The Babri case is being heard by a 5-judge Constitution bench (File)
The Babri mosque was attacked in 1934 by Hindus who then trespassed in 1949 and demolished it in 1992, Muslim parties said in the Supreme Court on Monday. "Please do not go into all this. Your arguments should be relevant to issues," the top court said in response to the argument.
A 5-judge Constitution bench, headed by Chief Justice Ranjan Gogoi, which commenced hearing arguments from the Muslim side on 17th day of the crucial proceedings, was told by senior advocate Rajeev Dhavan that the historical assertions and facts cannot be relied upon completely in deciding the lawsuits.
"In 1934, you (Hindus) break the masjid and in 1949, you commit trespass and finally, in 1992, you demolish the mosque...and after all the destructions, you say that the Britishers collaborated against Hindus and now say that our right must be protected," said Mr Dhavan, appearing for Sunni Waqf Board and one of the original litigants, M Siddiq.
Mr Dhavan said all these issues have been raised by the other side and he should be allowed to respond as this hearing was related to the "future of this country".
Senior advocate CS Vaidyanathan, appearing for the deity, also got up and said that Mr Dhavan should deal with the case of plaintiff (Muslim parties).
"He is free to place his case, the way he wants to," the CJI said.
Mr Dhavan told the bench, which also comprised justices SA Bobde, DY Chandrachud, Ashok Bhushan and SA Nazeer, that Justice SU Khan, one of the three judges of Allahabad HC, had noted down that historical fact cannot be the ground enough to decide the title.
"As far as title suit of civil nature is concerned, there is no room of historical facts and sometimes, they will lead to erroneous conclusions," Mr Dhavan said, quoting the HC verdict.
At the outset, Mr Dhavan referred to the issues which he would address and said that it had been argued by the Hindu parties that when Babur defeated Ibrahim Lodi, the nature of regime change was ''Darul Islam'' and in this form, the king does not automatically become the owner of the entire state.

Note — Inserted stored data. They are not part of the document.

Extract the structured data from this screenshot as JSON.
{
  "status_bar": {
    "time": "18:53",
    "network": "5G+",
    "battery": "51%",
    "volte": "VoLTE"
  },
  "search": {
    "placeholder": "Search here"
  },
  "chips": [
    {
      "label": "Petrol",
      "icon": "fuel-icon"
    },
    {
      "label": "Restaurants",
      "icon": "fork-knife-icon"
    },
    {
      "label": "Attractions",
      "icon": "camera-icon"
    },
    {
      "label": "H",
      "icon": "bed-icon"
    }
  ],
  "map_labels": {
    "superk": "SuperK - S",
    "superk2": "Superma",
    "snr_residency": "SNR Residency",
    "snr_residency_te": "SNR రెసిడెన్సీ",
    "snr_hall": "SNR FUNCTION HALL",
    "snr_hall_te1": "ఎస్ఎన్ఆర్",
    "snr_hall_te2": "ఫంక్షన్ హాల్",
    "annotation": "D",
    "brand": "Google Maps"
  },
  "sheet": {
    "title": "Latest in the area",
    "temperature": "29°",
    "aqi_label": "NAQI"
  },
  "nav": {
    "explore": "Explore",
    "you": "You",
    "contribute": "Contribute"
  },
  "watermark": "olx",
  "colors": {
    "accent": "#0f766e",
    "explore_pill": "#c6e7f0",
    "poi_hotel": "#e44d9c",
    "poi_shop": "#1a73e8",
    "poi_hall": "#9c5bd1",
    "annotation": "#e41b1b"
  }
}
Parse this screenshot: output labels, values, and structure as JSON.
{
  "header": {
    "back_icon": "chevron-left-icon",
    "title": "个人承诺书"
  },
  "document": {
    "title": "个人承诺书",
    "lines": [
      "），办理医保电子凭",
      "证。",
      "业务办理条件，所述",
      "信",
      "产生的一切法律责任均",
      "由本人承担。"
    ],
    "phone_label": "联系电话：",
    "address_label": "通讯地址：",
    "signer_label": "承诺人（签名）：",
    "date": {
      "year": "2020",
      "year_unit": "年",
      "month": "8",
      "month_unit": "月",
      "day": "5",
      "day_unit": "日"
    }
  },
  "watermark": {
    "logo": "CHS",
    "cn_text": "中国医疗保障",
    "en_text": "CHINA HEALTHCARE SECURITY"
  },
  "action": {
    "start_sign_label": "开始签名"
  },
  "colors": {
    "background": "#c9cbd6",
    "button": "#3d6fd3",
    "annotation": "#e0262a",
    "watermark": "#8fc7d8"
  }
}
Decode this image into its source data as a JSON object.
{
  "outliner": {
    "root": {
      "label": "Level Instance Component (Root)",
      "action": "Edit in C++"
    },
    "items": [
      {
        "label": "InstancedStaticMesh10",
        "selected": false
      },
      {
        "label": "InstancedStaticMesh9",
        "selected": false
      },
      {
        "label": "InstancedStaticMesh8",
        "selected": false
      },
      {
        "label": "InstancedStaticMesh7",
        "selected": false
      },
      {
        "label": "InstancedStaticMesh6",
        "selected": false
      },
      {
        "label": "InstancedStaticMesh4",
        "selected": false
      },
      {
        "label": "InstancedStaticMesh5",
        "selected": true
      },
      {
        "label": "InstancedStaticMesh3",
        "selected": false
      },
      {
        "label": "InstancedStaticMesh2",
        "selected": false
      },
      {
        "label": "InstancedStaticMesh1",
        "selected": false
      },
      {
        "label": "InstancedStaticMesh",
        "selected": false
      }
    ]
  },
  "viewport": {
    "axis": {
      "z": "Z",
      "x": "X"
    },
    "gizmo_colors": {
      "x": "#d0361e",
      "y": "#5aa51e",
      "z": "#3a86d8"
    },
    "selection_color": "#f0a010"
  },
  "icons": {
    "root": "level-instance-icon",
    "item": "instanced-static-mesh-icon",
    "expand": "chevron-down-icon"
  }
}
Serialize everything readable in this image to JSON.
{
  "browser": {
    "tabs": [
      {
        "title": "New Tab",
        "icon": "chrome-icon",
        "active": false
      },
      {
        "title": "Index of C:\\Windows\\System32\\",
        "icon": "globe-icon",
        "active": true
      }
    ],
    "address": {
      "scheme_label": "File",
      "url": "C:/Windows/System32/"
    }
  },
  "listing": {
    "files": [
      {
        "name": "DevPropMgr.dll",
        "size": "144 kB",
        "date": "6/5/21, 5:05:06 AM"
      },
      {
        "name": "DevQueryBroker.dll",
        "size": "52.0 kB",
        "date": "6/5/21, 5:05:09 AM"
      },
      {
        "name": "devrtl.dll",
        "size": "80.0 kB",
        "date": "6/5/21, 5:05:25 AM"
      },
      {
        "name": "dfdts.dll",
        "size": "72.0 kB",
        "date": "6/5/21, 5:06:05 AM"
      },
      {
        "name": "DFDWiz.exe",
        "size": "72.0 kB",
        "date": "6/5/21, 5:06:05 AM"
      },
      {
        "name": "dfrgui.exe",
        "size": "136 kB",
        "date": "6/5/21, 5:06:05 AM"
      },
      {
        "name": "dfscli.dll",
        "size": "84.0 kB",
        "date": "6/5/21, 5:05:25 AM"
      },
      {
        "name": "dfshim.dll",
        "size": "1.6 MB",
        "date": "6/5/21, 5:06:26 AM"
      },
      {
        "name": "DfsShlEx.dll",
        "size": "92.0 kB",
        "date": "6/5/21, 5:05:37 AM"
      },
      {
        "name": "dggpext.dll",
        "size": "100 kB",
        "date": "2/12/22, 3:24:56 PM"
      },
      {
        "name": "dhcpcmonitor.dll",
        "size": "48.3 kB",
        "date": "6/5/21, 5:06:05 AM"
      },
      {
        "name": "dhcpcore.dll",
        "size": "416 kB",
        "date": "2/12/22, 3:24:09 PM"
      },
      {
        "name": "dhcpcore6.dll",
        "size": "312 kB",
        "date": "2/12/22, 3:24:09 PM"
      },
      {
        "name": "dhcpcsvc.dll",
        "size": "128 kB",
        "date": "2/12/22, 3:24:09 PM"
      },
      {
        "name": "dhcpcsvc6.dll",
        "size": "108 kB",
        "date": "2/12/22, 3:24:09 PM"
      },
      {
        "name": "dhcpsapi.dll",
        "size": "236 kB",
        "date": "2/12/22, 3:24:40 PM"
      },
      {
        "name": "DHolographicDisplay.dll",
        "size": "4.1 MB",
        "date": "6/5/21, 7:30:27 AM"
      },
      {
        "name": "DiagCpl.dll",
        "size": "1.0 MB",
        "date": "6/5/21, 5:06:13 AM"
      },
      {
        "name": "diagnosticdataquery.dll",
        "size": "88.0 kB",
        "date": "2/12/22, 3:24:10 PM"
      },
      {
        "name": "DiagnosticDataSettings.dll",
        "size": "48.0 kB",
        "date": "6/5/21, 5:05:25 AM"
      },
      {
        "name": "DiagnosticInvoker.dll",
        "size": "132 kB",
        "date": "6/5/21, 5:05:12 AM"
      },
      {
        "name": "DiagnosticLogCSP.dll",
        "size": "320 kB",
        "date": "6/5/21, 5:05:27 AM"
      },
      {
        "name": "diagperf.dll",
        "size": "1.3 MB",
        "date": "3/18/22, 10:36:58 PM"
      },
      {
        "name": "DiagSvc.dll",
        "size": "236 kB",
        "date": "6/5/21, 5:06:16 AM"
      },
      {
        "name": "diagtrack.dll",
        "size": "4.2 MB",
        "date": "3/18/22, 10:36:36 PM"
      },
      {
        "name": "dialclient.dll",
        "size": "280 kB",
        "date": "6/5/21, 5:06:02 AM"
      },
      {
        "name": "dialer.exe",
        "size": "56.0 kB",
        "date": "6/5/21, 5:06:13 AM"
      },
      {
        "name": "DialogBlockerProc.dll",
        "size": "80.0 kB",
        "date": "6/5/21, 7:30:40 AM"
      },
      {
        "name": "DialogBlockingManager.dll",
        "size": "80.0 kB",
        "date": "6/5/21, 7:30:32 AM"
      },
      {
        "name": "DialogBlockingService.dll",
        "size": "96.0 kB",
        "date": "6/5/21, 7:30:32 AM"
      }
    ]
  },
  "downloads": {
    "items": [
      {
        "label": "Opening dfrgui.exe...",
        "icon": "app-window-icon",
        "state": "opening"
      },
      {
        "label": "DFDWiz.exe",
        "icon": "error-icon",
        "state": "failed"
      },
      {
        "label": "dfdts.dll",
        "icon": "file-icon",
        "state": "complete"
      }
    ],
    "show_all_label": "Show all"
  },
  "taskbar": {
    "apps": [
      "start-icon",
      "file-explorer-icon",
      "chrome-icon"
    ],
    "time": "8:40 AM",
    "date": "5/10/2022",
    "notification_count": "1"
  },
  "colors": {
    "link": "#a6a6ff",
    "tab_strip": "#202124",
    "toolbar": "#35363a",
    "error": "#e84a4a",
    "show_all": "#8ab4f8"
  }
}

Then he said that it has been argued that only Hindu law will apply in deciding the dispute and moreover the concept of ''Swayambhu'' (on its own) has been used to say that as Lord Ram appeared on his own at the land.
"The question of ''Swayambhu'' does not arise, because it was raised first time in 1989 when the suit was filed on behalf of ''Ram Lalla Virajman'' through a next friend," he said.
On the issue as to which law, Hindu or Muslim or both, would apply, Mr Dhavan said the "law of justice, equity and good conscience should be applied as this is the law of the land".